A boat and a bus ride later, I was skipping rocks from the yard of some old church, terribly ornate in a way I recognize from a two hundred year old chapel built by a wealthy family in among the vineyards south of Rancagua. (If you ever find yourself there, and are not too morally squeamish, I highly recommend the museum that an arms dealer and wanted international criminal built nearby). There was an interesting pulpit, perhaps 10 meters tall, and shaped like a lotus flower. And there was an icon with writing I’ve never seen, somewhat like cyrillic except that it had a character like a 4 and a p stuck together, and another like a two-button mouse.

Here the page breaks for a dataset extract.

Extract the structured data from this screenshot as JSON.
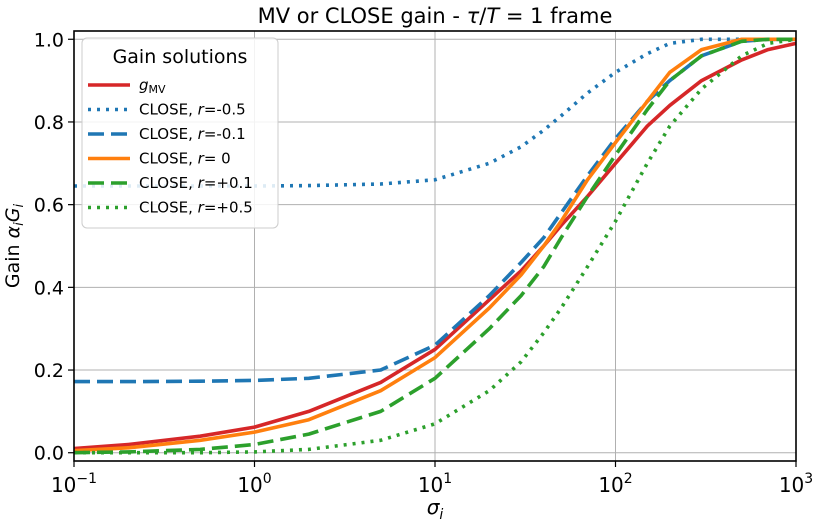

We made our way back to the resort, where Alonso was highly bemused that I was “extreme” enough to eat lunch with my hands. I made my way to a hammock, with Chatwin, and talked to Sansón for a
I woke up around 2, and we hopped a boat, where we played a game variously described as “Ace” or “Ass”, and which seemed to consist variously of an elimination round rather like war, followed by a bit of card-counting which I consistently failed to reach. We stopped by a fish-fry, where we didn’t buy a refilled scotch bottle of distilled palm wine, perhaps because as Alonso informed us it was unhygenic.
“I know because a local told me it was unhygenic”
We stopped for tea and a power outage along the way, and then set back off through the darkness. Sansón led a spirited rendition of “Show Me The Meaning”, and I tried to explain to a near total stranger why one might date the same person more than once. In the choruses, the other men joined Sansón en masse. The stranger tried to explain to me the anxiety of always looking to trade up. I understood, but tried to find a way to politely observe that I’ve never dated anyone who could be “traded up from.” On the highest notes, sometimes the women supported Sansón, too. Sometimes a stranger forces you to give enough context to a story that it makes sense, and in the process you realize more about how the pieces fit together.
Sometimes no one forces enough context on a story for it to make sense.